Edmund Klich od rana zapoznaje się w siedzibie MAK w Moskwie z projektem raportu końcowego dotyczącego katastrofy 10 kwietnia. Przedstawiciel Polski przy Międzypaństwowym Komitecie Lotniczym przyjechał na miejsce w towarzystwie dwóch osób. Jedną z nich jest inny polski ekspert.

Na godz. 14 czasu moskiewskiego (godz. 12 czasu polskiego) planowane jest oficjalne przekazanie tego dokumentu stronie polskiej. Klich zapowiedział już, że projekt raportu zostanie niezwłocznie przesłany do Polski pocztą dyplomatyczną.

MAK podał wcześniej, że przedstawicielowi Polski przedstawiona zostanie pełna informacja o treści projektu raportu. Oznajmił również, że nie przewiduje się upublicznienia tego dokumentu.

Międzypaństwowy Komitet Lotniczy (MAK) potwierdził, że dziś o godz. 16.00 czasu moskiewskiego (godz. 14 czasu polskiego) w jego siedzibie odbędzie się konferencja prasowa poświęconą przekazaniu Polsce projektu raportu końcowego.

Klich oświadczył we wtorek, że podczas środowej prezentacji projektu raportu najpewniej przedstawione zostaną najważniejsze fragmenty dokumentu. Trudno zaprezentować całość w ciągu 2-3 godzin. Myślę, że będzie jakaś wizualizacja. Najpewniej omówione zostaną przyczyny - zauważył, zaznaczając, iż wszystko to jest jednak objęte klauzulą tajności.

Przedstawiciel Polski przy MAK podał także, iż dziś trzyma też odpowiedzi na pytania, które zadał Międzypaństwowemu Komitetowi Lotniczemu we wrześniu, jak również na pytania skierowane do strony rosyjskiej później.

60 dni na zastrzeżenia strony polskiej

Polska będzie miała teraz 60 dni na przedstawienie swojego stanowiska, uwag i wniosków. Zostaną one następnie rozpatrzone przez Komisję Techniczną MAK. Przepisy nie narzucają MAK żadnych terminów, w jakich powinien on ustosunkować się do ewentualnych zastrzeżeń strony polskiej.

W rozpatrywaniu przez Komisję Techniczną uwag Polski będą uczestniczyli polscy eksperci. Wiadomo już, że polscy specjaliści mają w wielu sprawach inne zdanie niż strona rosyjska.

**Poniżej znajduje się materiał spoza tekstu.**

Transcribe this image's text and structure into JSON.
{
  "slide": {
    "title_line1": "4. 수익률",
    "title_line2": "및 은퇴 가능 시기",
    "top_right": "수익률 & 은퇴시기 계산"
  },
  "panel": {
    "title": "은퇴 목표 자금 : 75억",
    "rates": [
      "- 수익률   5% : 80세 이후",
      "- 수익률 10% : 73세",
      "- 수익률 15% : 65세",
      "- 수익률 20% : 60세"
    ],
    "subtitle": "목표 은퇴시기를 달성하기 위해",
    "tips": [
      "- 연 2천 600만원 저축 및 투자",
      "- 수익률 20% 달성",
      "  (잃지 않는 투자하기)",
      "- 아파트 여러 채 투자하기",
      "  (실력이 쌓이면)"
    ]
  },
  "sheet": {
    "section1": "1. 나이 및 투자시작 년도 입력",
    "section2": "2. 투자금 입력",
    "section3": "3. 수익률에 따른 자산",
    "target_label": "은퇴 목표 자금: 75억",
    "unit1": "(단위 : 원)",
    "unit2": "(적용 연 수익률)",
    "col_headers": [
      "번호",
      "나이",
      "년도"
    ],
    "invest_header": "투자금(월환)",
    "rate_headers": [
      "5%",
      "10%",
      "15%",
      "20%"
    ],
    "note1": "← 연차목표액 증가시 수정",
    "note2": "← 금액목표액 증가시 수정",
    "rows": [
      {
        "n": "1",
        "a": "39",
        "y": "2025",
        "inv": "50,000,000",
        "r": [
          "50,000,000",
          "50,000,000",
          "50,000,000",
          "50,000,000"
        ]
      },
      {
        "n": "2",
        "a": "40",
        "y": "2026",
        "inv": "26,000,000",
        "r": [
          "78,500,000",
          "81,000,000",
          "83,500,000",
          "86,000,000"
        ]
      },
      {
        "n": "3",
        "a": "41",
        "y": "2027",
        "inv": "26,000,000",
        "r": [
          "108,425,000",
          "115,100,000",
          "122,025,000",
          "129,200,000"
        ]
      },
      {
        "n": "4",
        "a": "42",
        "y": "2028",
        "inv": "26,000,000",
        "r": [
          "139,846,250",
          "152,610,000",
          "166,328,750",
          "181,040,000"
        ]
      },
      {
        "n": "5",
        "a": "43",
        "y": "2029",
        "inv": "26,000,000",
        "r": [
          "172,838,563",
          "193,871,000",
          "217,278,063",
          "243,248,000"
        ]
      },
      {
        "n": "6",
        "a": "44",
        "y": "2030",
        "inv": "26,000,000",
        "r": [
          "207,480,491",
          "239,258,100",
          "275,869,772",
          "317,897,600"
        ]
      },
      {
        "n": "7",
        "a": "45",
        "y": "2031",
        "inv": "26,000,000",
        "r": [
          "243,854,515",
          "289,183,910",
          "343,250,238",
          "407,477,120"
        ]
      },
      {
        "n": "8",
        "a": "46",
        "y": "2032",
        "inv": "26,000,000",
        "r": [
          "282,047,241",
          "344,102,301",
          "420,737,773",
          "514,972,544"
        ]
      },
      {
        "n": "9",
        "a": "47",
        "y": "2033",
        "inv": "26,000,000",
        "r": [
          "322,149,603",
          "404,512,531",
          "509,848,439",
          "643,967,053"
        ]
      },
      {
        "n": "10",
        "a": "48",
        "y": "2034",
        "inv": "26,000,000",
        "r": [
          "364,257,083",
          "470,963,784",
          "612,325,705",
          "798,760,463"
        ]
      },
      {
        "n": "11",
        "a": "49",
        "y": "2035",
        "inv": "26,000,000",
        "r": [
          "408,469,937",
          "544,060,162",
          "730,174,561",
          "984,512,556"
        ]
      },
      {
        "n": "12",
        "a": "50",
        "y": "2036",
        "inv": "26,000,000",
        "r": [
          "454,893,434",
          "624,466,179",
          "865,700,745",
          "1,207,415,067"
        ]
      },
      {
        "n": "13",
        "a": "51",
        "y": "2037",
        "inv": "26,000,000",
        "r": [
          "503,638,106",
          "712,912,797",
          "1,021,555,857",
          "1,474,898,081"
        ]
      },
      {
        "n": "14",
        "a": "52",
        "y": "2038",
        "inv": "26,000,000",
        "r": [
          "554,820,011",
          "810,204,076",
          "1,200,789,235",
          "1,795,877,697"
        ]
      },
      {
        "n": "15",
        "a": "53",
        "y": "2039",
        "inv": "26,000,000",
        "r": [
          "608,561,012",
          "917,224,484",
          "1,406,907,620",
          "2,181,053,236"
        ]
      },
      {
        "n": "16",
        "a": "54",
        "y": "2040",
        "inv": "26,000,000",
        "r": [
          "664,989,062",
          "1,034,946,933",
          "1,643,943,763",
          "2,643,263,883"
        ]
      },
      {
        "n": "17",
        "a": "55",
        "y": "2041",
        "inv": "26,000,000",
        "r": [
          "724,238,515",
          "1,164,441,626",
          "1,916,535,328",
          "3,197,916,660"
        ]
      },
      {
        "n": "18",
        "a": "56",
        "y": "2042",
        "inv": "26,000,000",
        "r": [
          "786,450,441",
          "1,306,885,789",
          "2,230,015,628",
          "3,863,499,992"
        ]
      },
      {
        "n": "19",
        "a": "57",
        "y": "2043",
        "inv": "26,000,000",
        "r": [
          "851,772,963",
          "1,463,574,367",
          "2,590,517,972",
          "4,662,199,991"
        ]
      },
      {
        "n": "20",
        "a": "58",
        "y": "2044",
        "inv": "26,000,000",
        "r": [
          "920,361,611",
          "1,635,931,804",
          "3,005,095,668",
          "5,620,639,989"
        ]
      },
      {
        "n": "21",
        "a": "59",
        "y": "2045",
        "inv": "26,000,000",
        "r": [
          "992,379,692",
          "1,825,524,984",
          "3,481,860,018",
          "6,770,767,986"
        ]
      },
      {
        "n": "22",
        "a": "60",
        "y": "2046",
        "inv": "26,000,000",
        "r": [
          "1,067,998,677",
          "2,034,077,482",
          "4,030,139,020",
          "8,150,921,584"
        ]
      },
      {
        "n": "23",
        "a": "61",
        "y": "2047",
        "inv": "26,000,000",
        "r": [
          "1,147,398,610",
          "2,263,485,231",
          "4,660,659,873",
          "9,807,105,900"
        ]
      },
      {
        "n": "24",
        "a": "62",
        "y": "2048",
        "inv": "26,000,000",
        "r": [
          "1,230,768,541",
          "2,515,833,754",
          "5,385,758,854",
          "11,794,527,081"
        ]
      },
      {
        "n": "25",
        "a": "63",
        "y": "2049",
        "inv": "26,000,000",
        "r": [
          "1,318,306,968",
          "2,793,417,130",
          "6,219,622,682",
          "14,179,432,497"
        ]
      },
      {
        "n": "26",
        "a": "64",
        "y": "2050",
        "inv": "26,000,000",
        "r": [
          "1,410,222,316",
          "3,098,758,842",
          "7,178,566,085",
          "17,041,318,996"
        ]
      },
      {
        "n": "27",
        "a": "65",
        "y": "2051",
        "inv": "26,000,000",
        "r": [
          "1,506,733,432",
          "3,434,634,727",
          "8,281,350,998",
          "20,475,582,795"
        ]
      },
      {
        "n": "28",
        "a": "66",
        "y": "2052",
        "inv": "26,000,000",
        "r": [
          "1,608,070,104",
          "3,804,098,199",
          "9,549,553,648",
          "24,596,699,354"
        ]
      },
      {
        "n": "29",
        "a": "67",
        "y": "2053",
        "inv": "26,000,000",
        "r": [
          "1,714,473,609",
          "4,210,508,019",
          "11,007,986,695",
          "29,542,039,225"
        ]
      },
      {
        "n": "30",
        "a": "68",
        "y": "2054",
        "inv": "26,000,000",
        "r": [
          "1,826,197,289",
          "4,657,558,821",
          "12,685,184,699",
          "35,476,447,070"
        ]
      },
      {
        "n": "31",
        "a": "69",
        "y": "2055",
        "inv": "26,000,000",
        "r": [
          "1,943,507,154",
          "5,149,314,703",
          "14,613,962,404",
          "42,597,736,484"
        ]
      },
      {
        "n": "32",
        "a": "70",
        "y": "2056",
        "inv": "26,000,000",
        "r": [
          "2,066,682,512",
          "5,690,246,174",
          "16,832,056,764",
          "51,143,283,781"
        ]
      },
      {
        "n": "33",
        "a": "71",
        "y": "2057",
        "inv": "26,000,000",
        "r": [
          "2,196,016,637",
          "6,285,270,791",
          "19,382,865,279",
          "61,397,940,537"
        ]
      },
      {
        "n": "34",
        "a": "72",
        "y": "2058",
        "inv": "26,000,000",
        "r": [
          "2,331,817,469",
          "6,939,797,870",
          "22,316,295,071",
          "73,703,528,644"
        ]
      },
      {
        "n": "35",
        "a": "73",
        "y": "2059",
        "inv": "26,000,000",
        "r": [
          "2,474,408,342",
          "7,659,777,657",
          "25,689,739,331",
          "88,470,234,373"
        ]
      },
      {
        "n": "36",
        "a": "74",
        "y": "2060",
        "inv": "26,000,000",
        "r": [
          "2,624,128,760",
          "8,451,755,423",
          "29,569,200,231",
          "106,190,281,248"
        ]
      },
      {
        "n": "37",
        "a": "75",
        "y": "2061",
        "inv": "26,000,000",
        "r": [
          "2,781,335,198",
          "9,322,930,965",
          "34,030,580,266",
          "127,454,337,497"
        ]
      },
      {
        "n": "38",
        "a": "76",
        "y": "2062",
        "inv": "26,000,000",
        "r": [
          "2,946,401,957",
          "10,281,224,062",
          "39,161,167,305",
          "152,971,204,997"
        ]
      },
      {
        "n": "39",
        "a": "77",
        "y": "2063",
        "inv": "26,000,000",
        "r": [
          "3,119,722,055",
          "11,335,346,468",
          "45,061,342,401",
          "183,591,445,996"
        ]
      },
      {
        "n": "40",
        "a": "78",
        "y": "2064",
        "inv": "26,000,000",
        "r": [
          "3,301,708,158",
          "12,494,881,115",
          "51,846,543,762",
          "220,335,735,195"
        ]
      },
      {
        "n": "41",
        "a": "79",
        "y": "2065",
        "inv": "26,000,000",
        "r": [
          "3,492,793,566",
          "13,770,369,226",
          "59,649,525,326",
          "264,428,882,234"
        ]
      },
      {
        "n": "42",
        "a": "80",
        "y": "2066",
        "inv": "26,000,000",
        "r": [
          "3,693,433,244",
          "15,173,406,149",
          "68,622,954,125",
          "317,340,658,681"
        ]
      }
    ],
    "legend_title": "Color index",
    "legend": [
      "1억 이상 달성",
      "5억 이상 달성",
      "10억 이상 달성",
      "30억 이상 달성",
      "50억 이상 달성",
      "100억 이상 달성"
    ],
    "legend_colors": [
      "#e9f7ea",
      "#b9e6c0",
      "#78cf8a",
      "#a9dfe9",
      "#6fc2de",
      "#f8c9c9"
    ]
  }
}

Raport może zostać podany do wiadomości publicznej dopiero po zakończeniu wszystkich tych procedur. Nastąpi to prawdopodobnie na przełomie stycznia i lutego przyszłego roku.

19 maja MAK ogłosił wstępny raport na temat katastrofy. Podał m.in., że w kabinie pilotów były dwie postronne osoby; drzwi do kabiny podczas lądowania były otwarte; przy wylocie załoga nie miała informacji o pogodzie w Smoleńsku, a kontrolerzy lotu i załoga polskiego samolotu Jak-40, który lądował wcześniej, informowali Tu-154M o pogarszaniu się pogody.

Dwa miesiące później MAK podał, że warunki atmosferyczne w Smoleńsku nie spełniały 10 kwietnia wymogów lądowania, o czym załoga Tu-154M była informowana. MAK ustalił, że w chwili katastrofy widoczność sięgała 300-500 metrów, była mgła, a dolna granica chmur wynosiła 40-50 metrów.

Zbieranie informacji na temat katastrofy MAK zakończył 23 września. Wtedy też rozpoczął redagowanie końcowego raportu.